A quiet moment on the leopard print couch. Models confide, or conspire? 20 minute pose.

We sure know how to have fun around here. And it’s wonderful practice, a good way to loosen up, sharpen your drawing skills, and get totally entertained in the bargain!

Exhausted models sprawl; 20 minute pose.
Exhausted models sprawl; 20 minute pose.

16 thoughts on “Not Your Aunt Matilda’s Life-Drawing

  1. 100swallows says:

    For drawings this good they should have given you more than a T-shirt and a ticket to the Burly-Q show. I didn’t get: was the attendee sad to strip or were you sad he did (or didn’t)? I’ll have to look up a gold lamé thong but that sounds like a better prize for you.

  2. Julie Zickefoose says:

    This is SO interesting, because it flies in the face of that sort of clinical detachment you have to build in order to stare fixedly at and draw someone sprawled nude before you; i.e. in order to be able to function in a life drawing situation. To have it all sort of bowdlerized and sexually charged, well, hmmmm. And fun! Great sketches!!

  3. Ken Januski says:

    Sounds a bit too chaotic for me but obviously you had fun.

    My most enjoyable life drawing sessions were done in San Francisco at adult education classes at a high school near the Marina area. I can’t remember the name of the school. I do remember passing the smell of rancid fat from a chicken fast food chain that was on the way – Near Rancid Fat High School perhaps.

    In any case the instructor, who really was more a monitor, brought in her own records(pre-tape/cd days) and played the likes of Mohair Slim as we drew. That was the best! Not too distracting but just enough good music to make it very enjoyable as you drew.

  4. zeladoniac says:

    It really reminded me of drawing at Fort Mason in the SF Marina a long time ago; the SF Model’s Guild used to hold all-day drawing marathons in a warehouse with models, props and costumes. There were gesture pose stations and all-day pose stations. Crazy tableaux and great inventive poses. I recall Valkyries, draperies, and acrobatics.

    Funny that a clothed model can be more risqué than a nude one. It’s true that this approach makes the artist more emotionally connected to the drawing.

  5. Ken Januski says:

    My oddest memory of Fort Mason was when I went to a sort of open house for all the art classes. As I looked at the drawings on the wall I saw one that appealed to me. As I got closer it really appealed to me. Then I realized with an odd, metaphysical start that I liked it because it was mine!!
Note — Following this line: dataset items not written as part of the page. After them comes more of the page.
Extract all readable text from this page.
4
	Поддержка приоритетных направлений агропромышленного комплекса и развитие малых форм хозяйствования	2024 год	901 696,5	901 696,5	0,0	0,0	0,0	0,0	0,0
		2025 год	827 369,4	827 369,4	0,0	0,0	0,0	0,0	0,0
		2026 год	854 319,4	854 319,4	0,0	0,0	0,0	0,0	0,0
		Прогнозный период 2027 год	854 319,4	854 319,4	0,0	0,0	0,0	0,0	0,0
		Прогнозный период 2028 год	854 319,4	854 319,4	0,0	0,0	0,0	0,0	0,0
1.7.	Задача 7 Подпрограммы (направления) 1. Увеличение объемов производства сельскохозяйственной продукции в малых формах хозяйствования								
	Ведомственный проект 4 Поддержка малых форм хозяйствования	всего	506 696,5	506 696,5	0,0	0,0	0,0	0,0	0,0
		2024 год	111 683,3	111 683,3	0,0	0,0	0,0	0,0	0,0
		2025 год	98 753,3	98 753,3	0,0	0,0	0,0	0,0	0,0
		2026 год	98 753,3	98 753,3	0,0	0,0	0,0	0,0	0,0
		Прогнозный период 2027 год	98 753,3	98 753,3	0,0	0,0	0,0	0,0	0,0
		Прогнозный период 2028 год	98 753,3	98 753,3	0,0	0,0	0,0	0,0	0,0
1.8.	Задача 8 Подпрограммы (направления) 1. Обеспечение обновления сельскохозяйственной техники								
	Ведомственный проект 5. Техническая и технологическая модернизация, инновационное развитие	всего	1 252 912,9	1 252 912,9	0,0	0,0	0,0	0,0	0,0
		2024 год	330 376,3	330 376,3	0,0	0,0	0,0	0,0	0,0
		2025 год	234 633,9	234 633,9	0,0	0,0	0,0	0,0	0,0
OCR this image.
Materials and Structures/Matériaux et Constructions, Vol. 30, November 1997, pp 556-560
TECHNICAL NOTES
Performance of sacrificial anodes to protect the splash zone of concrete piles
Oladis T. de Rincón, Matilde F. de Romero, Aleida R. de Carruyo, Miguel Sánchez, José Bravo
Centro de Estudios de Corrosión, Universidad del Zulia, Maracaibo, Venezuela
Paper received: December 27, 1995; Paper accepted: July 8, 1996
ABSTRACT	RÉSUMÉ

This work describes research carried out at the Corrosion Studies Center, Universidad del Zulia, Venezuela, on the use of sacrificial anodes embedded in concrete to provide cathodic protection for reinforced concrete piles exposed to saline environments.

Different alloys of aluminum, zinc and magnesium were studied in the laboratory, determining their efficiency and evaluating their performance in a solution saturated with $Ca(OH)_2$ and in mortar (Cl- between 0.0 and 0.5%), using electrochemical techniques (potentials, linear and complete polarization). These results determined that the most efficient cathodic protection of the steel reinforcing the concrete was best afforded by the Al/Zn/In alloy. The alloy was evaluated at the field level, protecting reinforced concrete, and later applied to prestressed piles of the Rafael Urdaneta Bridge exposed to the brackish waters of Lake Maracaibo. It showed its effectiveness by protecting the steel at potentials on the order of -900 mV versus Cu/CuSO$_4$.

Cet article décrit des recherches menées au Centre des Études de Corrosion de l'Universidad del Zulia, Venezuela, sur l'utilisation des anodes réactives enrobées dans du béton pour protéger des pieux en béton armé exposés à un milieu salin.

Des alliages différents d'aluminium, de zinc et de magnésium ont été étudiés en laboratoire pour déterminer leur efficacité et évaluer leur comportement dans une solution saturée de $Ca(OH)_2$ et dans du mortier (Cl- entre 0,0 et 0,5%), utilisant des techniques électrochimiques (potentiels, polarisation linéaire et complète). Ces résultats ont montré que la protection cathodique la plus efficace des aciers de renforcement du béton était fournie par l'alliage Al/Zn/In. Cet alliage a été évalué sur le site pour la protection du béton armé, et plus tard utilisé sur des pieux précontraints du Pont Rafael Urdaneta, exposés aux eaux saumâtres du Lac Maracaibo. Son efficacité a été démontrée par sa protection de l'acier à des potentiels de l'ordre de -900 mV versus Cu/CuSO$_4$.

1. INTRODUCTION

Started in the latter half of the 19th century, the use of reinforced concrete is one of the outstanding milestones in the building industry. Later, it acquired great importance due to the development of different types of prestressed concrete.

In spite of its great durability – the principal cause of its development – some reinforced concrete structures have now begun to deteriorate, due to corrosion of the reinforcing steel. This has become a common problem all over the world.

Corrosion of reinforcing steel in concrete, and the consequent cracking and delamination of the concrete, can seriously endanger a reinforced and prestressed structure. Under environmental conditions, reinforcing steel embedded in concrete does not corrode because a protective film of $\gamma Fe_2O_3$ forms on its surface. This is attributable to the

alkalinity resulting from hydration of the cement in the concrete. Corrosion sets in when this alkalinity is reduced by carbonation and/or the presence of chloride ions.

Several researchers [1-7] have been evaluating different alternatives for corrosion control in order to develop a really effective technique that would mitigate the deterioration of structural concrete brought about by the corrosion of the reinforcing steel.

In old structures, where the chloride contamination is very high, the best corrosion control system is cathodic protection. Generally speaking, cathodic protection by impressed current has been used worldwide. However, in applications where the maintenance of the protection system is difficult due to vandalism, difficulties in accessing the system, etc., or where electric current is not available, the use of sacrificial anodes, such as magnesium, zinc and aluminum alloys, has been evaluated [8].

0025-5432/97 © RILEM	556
    Somehow or other in my various figure drawing classes taken around SF I’d given some as examples to one of the teachers. At the time of the open house she was teaching at Fort Mason and had put up examples of student work. So that’s how the drawing ended up there. But it was a very odd sensation. Sort of like those rent universe fabrics in OK.

    I think you’re right about clothed, or partially clothed models. I think some of my favorite life drawings from that time often included clothing props. I think the all-day sessions at Fort Mason must have been after my time there. They sound like something I wouldn’t have wanted to miss! These danged birds I’m doing now just don’t know how to hold a pose at all.

  6. zeladoniac says:

    Thanks, Muriel. I think it goes both ways- I learned figure drawing before bird drawing and it really helped the bird drawing.